About 10% of patient with complete mole develops into invasive moles and 2.5% into choriocarcinoma. In the invasive mole, there is invasion of molar tissue into uterine wall which is source of haemorrhage. The lesion is benign but potential for haemorrhage and associated with persistent high level of hCG [17].
Choriocarcinoma is a highly malignant tumour of trophoblast. It can be gestational or non gestational [28]. About 50% of choriocarcinoma occurs following hydatidiform mole. Patient present with vaginal bleeding or rarely with distant metastasis. Diagnosis is confirmed by persistently raised hCG in blood and urine and on histopathology having malignant biphasic trophoblastic proliferation with extensive areas of haemorrhage and necrosis. Gestational choriocarcinoma responds very well to chemotherapy. Ancillary technique to assist histopathology diagnosis is available during recent years where various immunohistochemical markers and molecular techniques are used [29].

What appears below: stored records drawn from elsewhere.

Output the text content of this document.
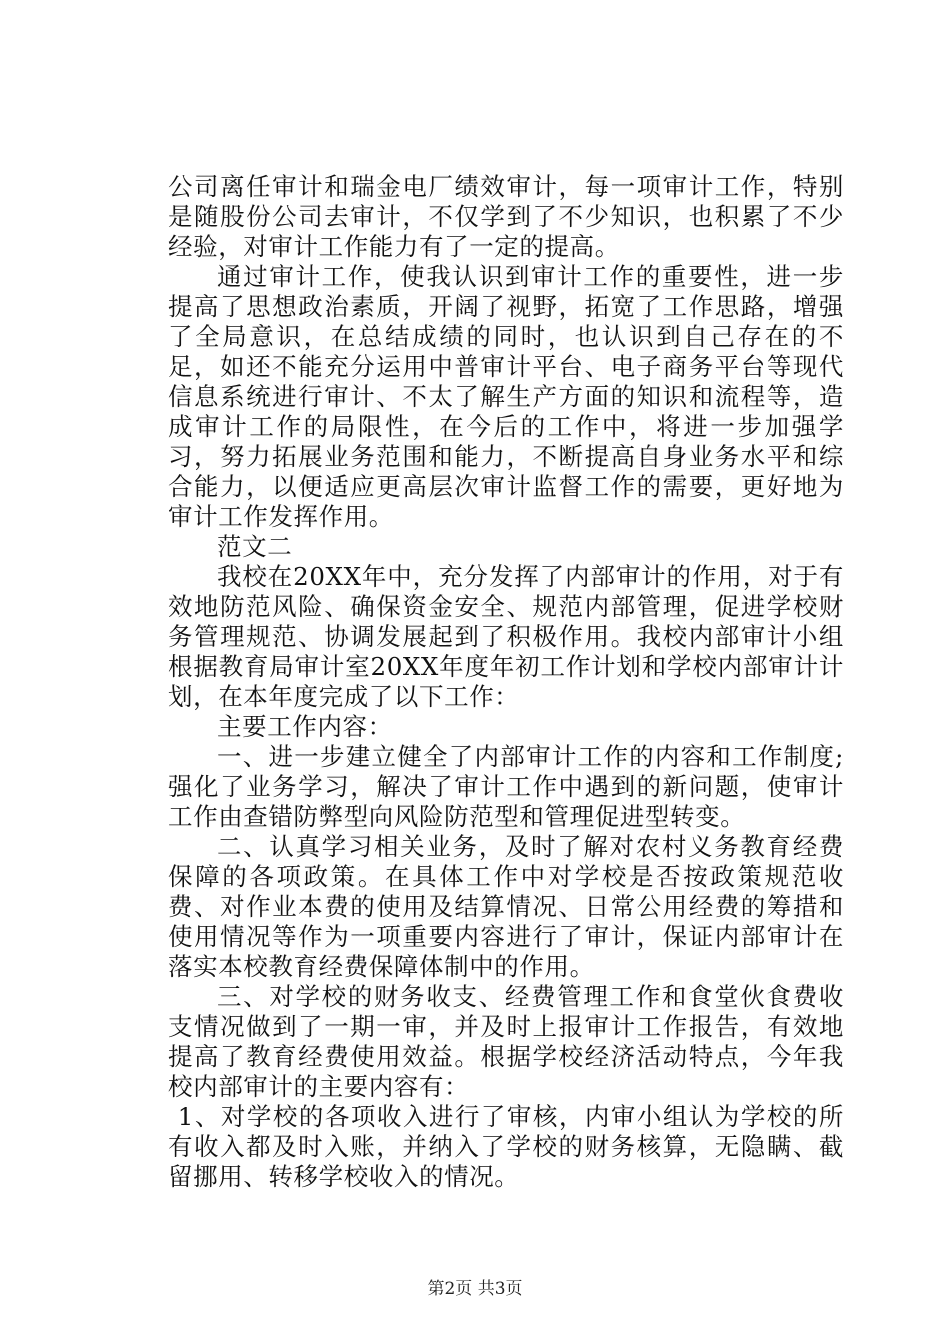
公司离任审计和瑞金电厂绩效审计，每一项审计工作，特别是随股份公司去审计，不仅学到了不少知识，也积累了不少经验，对审计工作能力有了一定的提高。

通过审计工作，使我认识到审计工作的重要性，进一步提高了思想政治素质，开阔了视野，拓宽了工作思路，增强了全局意识，在总结成绩的同时，也认识到自己存在的不足，如还不能充分运用中普审计平台、电子商务平台等现代信息系统进行审计、不太了解生产方面的知识和流程等，造成审计工作的局限性，在今后的工作中，将进一步加强学习，努力拓展业务范围和能力，不断提高自身业务水平和综合能力，以便适应更高层次审计监督工作的需要，更好地为审计工作发挥作用。

范文二

我校在20XX年中，充分发挥了内部审计的作用，对于有效地防范风险、确保资金安全、规范内部管理，促进学校财务管理规范、协调发展起到了积极作用。我校内部审计小组根据教育局审计室20XX年度年初工作计划和学校内部审计计划，在本年度完成了以下工作：

主要工作内容：

一、进一步建立健全了内部审计工作的内容和工作制度;强化了业务学习，解决了审计工作中遇到的新问题，使审计工作由查错防弊型向风险防范型和管理促进型转变。

二、认真学习相关业务，及时了解对农村义务教育经费保障的各项政策。在具体工作中对学校是否按政策规范收费、对作业本费的使用及结算情况、日常公用经费的筹措和使用情况等作为一项重要内容进行了审计，保证内部审计在落实本校教育经费保障体制中的作用。

三、对学校的财务收支、经费管理工作和食堂伙食费收支情况做到了一期一审，并及时上报审计工作报告，有效地提高了教育经费使用效益。根据学校经济活动特点，今年我校内部审计的主要内容有：

1、对学校的各项收入进行了审核，内审小组认为学校的所有收入都及时入账，并纳入了学校的财务核算，无隐瞒、截留挪用、转移学校收入的情况。

第2页 共3页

In the present study out of 77 cases, one case of choriocarcinoma was noted, constituting 1.30%. The patient was a 24 year, multipara who presented with amenorrhea and bleeding per vaginum. Her pre-treatment serum beta hCG level was 61,14,780 mIU/ml. Her blood group was O positive.
We reported a case of recurrent invasive mole in a 28 year, multipara. Her preoperative Beta hCG levels were 128000 mIU/ml. Her blood group was A positive.
PSTTs are very rare tumours. They represent a rare form of GTD. Out of these 77 GTD cases, 01 (1.30%) case of placental site trophoblastic tumour was observed in the present study a 30-year-old patient, G3L1A1, with a history of normal pregnancy followed by an abortion. Then she was presented with amenorrhea and bleeding per vagina. Her beta hCG levels before pre-evacuation was 65340 mIU/ml.
We reported a case of recurrent hydatidiform mole, an unusual case in a gravid 9 aged 30 with nine recurrent hydatidiform moles and no normal pregnancy. She had given history of similar episode of molar pregnancy in her mother. With a given familial history, this case was suggestive of Biparental Familial Complete Mole (BFCM). However, further investigation for the same were not done, hence, it cannot be confirmed as BFCM.
The standard treatment for women who may wish to have children in the future is to eliminate the mole by suction Dilation and Curettage (D&C). Women who no longer wish to have children may be able to have a hysterectomy and for tumours requires chemotherapy [30].
Limitation
The cytogenetic and molecular diagnosis in gestational disorders could not be done in our study due to the cost of investigations.
Conclusion
The prevalence of hydatidiform mole was higher among all entities of gestational trophoblastic disease. The complete hydatidiform mole was observed most common type in this study. The serum beta hCG levels are most sensitive and specific for diagnosis. Histopathological examination is helpful for confirmatory diagnosis. Follow up of such patients is essential for early detection of malignant trophoblastic tumours and to reduce mortality rate. Multi-centered studies are required in India to determine the true incidence and overall outcome of gestational trophoblastic diseases that will help in understanding the burden of disease and to produce the optimal outcome.